La sanzione tributaria
In caso di violazione tributaria connessa alla mancata apposizione della marca da bollo sul passaporto, i funzionari di frontiera non possono bloccare il passeggero in transito (il cui divieto di espatrio compete alla potestà del prefetto o del magistrato). Ovviamente alcuna eccezione può essere opposta dai funzionari stranieri che non hanno alcuna potestà tributaria sulle imposte interne. Il controllore italiano, tuttavia, potrà segnalare l'inadempimento al comando di competenza della guardia di Finanza (generalmente situato all'interno dell'aeroporto) che, a sua volta, provvederà all'identificazione del passeggero e all'elevazione del relativo verbale di contestazione In seguito, spetterà all'ufficio locale dell'agenzia delle Entrate, a cui è notificato il predetto verbale, accertare la violazione e irrogare la relativa sanzione il cui ammontare è pari a un importo maggiorato di una quota compresa tra il 100 e il 200 per cento del valore della concessione governativa e quindi fino al massimo di 80,58 euro.
La Repubblica di San Marino e il Vaticano
I cittadini della Repubblica di San Marino e quelli italiani, ad esempio, non necessitano di passaporto per viaggiare tra i due Paesi.

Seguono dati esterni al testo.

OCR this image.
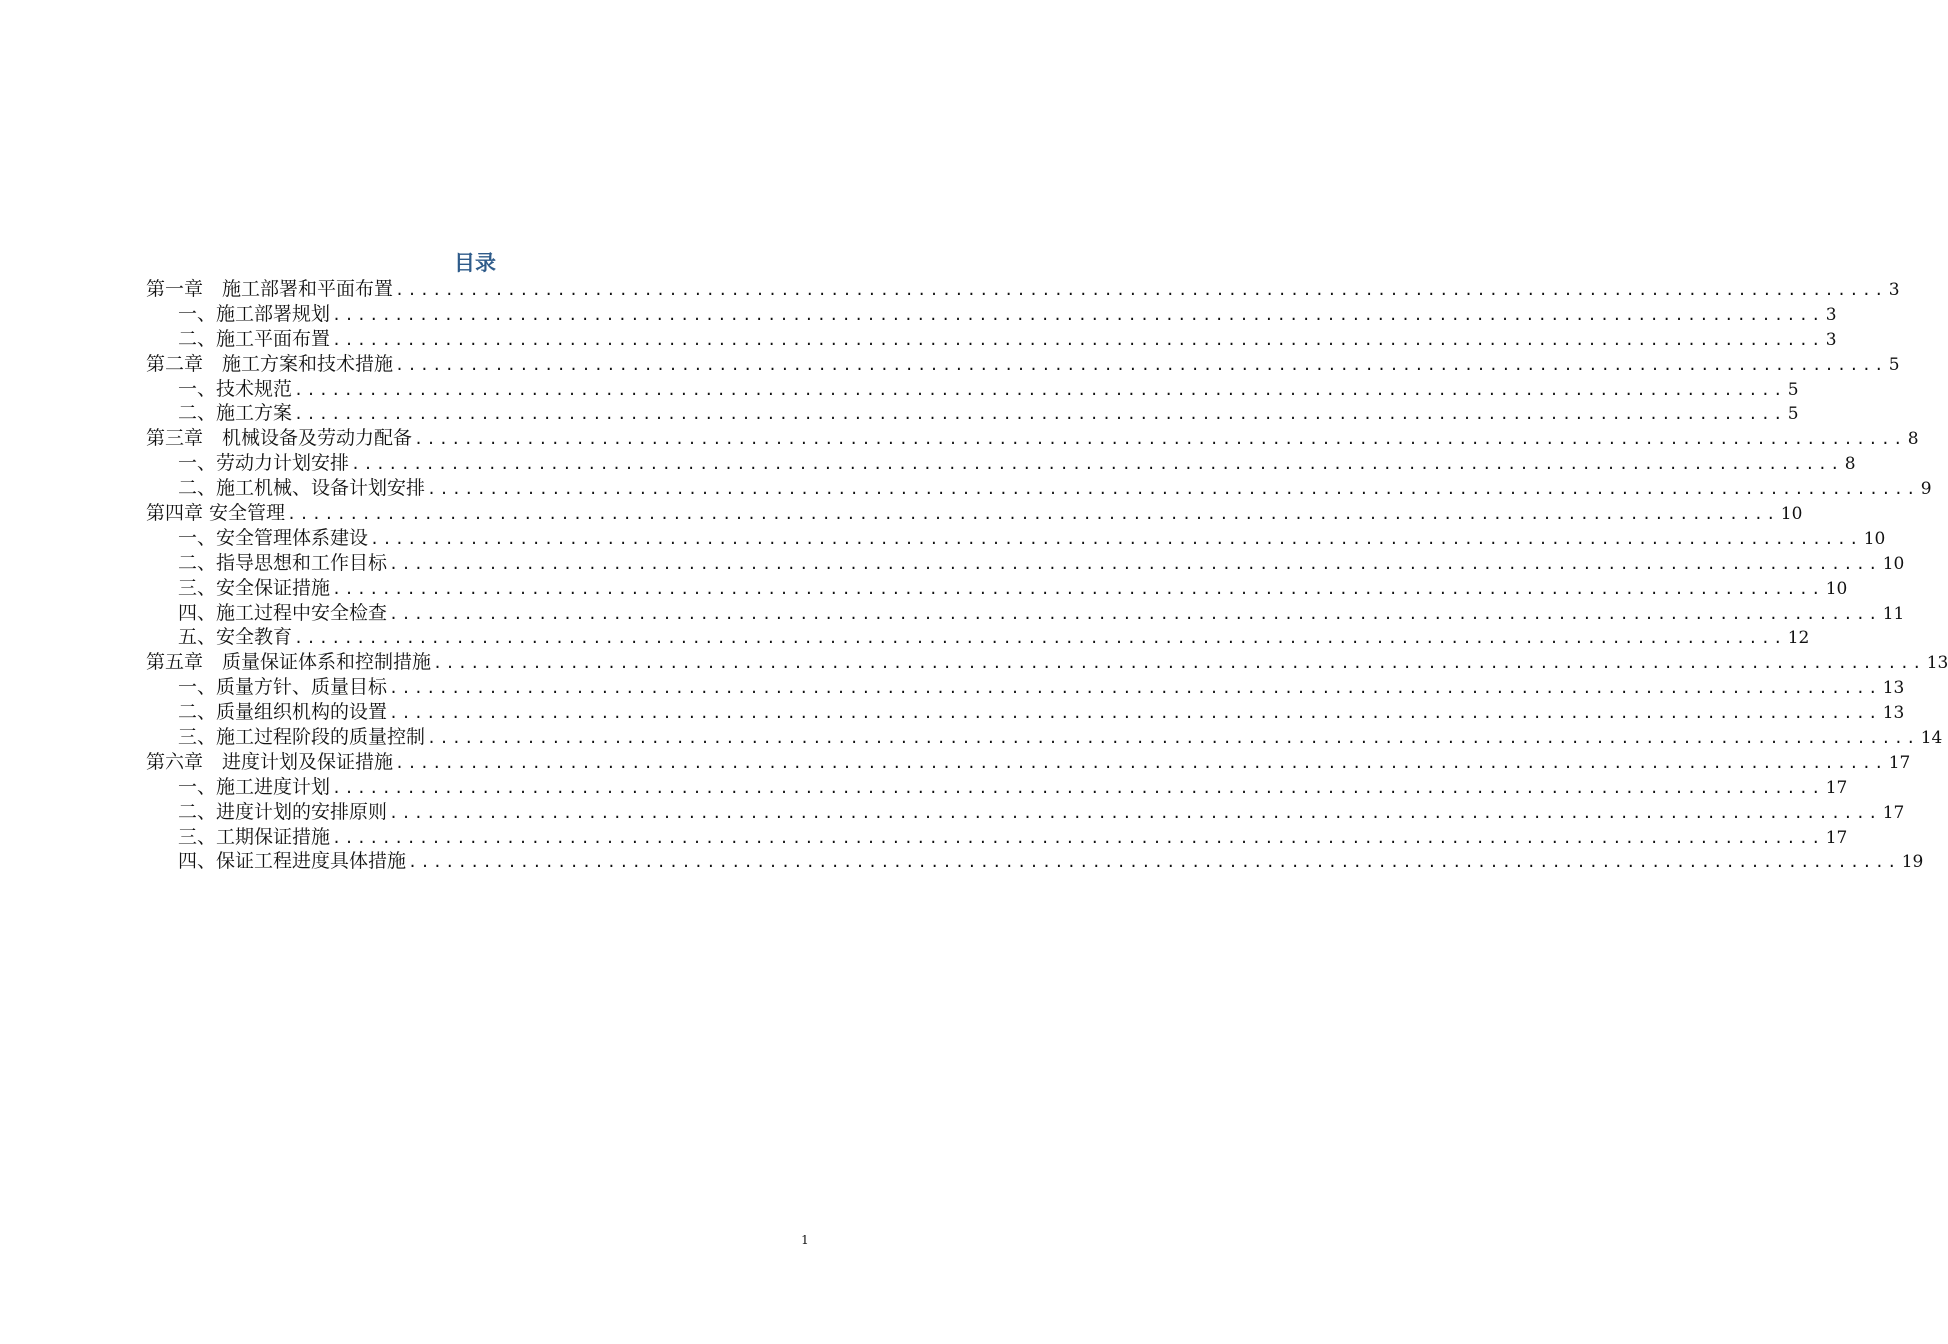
目录
第一章　施工部署和平面布置 ........................................................................................................................ 3
一、施工部署规划 ........................................................................................................................ 3
二、施工平面布置 ........................................................................................................................ 3
第二章　施工方案和技术措施 ........................................................................................................................ 5
一、技术规范 ........................................................................................................................ 5
二、施工方案 ........................................................................................................................ 5
第三章　机械设备及劳动力配备 ........................................................................................................................ 8
一、劳动力计划安排 ........................................................................................................................ 8
二、施工机械、设备计划安排 ........................................................................................................................ 9
第四章 安全管理 ........................................................................................................................ 10
一、安全管理体系建设 ........................................................................................................................ 10
二、指导思想和工作目标 ........................................................................................................................ 10
三、安全保证措施 ........................................................................................................................ 10
四、施工过程中安全检查 ........................................................................................................................ 11
五、安全教育 ........................................................................................................................ 12
第五章　质量保证体系和控制措施 ........................................................................................................................ 13
一、质量方针、质量目标 ........................................................................................................................ 13
二、质量组织机构的设置 ........................................................................................................................ 13
三、施工过程阶段的质量控制 ........................................................................................................................ 14
第六章　进度计划及保证措施 ........................................................................................................................ 17
一、施工进度计划 ........................................................................................................................ 17
二、进度计划的安排原则 ........................................................................................................................ 17
三、工期保证措施 ........................................................................................................................ 17
四、保证工程进度具体措施 ........................................................................................................................ 19
1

Ne consegue che i cittadini sammarinesi, tenuto conto che l'ingresso terrestre e aereo per San Marino avviene mediante il territorio e lo spazio italiano, devono soddisfare i requisiti d'ingresso per l'Italia. Ciò avviene anche per lo Stato della Città del Vaticano, che, considerata l'esiguità territoriale, di fatto non controlla i formali flussi di immigrazione.
Gli accordi di Schengen
I cittadini comunitari, a cui devono aggiungersi quelli dell'Islanda, Liechtenstein e Norvegia possono viaggiare all'interno delle nazioni dell'Unione europea senza la necessità del passaporto o senza esibire alcun visto d'ingresso. Inoltre i 28 Stati che hanno stipulato gli accordi di Schengen del 1985 si sono impegnati a non implementare controlli al confine territoriale uno con l'altro (fatta salva, ovviamente, la possibilità di verificare particolari circostanze dovute all'ordine pubblico e alla sicurezza). Fa eccezione, ad esempio, il Regno Unito, che non ha firmato i predetti accordi, verso il quale, in tal caso, il cittadino europeo sarà "costretto" a esibire al confine almeno un documento di riconoscimento.